The levels on show at a London preview event – Echo Moon in single-player and Acid Sea in multiplayer – play out in a similar fashion; base building with vehicular combat alongside generous amounts of third-person blasting. Single-player incorporates a feel of tower defense, too, with Emmett positioning his structures to fend off increasingly difficult waves of enemy Outcast.

Part of this comes from the ability to build bunkers alongside anti-ground and air turrets, which in turn requires the enemy team to build either a supply bunker (which doles out rocket launchers) or bigger vehicles to take out these troublesome emplacements.

As for the vehicles, hawks can now transform between powerful mech suits and aerial vehicles, and are accessed by calling down a Launch Pad structure from the Build & Battle radial menu. Hawks are now much easier to fly than in Warhawk, with all evasive manoeuvres mapped to right stick.

In multiplayer, players choose where to spawn and arrive via drop pod, which smash into the ground with enough force to destroy enemy 4×4 jeeps that make the mistake of getting in the way.

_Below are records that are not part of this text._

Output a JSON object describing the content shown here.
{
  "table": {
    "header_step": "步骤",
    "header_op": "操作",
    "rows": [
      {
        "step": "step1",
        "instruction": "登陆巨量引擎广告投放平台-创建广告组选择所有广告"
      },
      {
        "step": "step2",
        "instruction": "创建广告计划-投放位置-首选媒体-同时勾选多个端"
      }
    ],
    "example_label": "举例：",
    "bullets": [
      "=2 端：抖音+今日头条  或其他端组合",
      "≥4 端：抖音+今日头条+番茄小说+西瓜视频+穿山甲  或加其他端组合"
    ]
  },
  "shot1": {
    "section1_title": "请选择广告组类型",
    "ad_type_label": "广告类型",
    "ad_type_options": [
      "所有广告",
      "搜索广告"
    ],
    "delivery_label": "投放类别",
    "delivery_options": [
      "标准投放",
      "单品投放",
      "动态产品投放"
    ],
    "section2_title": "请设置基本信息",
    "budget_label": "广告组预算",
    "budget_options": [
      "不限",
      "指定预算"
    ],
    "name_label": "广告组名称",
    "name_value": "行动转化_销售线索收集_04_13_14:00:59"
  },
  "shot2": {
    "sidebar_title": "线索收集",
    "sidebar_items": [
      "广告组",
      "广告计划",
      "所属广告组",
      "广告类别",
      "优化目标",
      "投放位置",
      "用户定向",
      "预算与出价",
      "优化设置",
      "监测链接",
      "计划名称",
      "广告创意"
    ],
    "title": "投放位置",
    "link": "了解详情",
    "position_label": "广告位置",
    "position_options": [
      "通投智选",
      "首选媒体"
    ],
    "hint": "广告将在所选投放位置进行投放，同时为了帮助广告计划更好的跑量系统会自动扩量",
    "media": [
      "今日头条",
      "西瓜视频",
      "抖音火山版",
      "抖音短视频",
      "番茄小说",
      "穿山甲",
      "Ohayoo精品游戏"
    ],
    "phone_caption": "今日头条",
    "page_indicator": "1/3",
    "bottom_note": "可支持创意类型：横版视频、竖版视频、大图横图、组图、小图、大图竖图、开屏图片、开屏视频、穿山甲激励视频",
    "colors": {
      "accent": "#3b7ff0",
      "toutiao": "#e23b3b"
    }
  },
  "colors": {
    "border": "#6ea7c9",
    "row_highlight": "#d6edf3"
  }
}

Also promised is an automated tournament system, an Android application (an iPhone version is also being considered), and cross-server voice communications that allow you to chat to your friends playing Starhawk regardless of whether you’re in the same game as them.

Despite Lightbox Studio’s efforts to incorporate a single-player campaign, multiplayer is still very much the star of the show; the few matches I had definitely left me wanting more.

Starhawk is scheduled for a 2012 release on PS3.